We ended up selling those reports to over 600 companies. We really did it in the entrepreneurial grass roots way. They were 300 bucks a piece and 600 companies liked them so then I got the idea that the way I was thinking about organizing content was very acceptable and so then I started to work with a developer using just a digital asset management program--the search engine.

Once I started to show the search engine to potential customers, they went “Wow that’s what I like.” Especially with the folder idea and the idea to be able to organize your work--it was very primitive compared to what it is today. I spent forty years as a designer and manufacturer. I started as a designer so I know the routine, I know what everybody is going through.

Why do you think it took the fashion industry as a whole so long to adapt to the web? Because when you think fashion, you think trends and being ahead of everything...but it wasn’t like that. That’s a good question. Because the beginning of a collection is the creative piece. But it was the last piece of the puzzle to adopt and adapt to technology because there was this notion it took away from creativity, it didn’t enhance creativity, you needed to be on the mountain to get the vision. In fact using Stylesight actually allows more creativity because there’s less preparation work because you’re in the cloud. Once they began to see that--especially the younger designers began to see that, “Wait a second, you guys are organizing all this for me so I can spend more time being creative, what a cool thing right?”
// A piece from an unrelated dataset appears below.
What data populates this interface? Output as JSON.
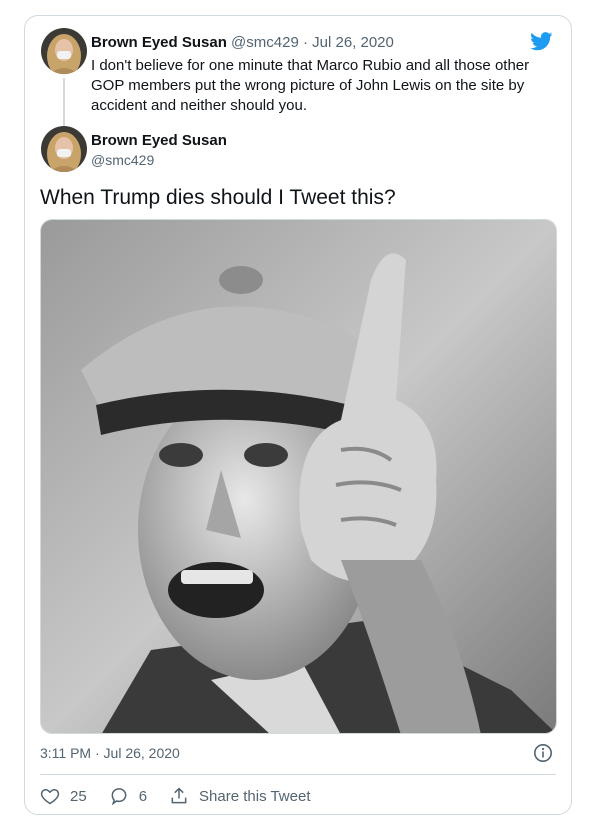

If you were thinking about this in the early 2000s, you obviously have a lot of foresight into what’s happening next. What do you think is the next big thing in fashion? Whether it’s trend-driven or it’s technology-driven? The one thing that I like--Donna Karan with Urban Zen. She was kind of fooling around with it because of her commitment to yoga, but I think that...comfort, I think the color, I It’s pioneer-ish, actually. And in a very subtle way. She’s bringing clothing into lifestyle. But not yoga-clothes--it’s not like tights and a t-shirt. There’s some really--it’s elegant, cool stuff. I think the trend has to do with integrating style and fashion into lifestyle. I think the next big thing is even further blurring of the lines. Which is a good thing. And I like that. Because it’s what we’re doing at Stylesight, right? It’s, you know, it’s natural. I think--there’s a new natural, let’s put it that way. The new natural that has to do with the embracing of technology as a natural, not an unnatural, thing. We’re bringing it to us and then using it in a way that is enhancing our life, rather than saying, “I don’t use email.” You don’t hear that often nowadays. Everybody is using it and having fun with it and it’s folded into their lifestyle. So it’s kind of a new natural. I’d love to use that on the site. The new natural.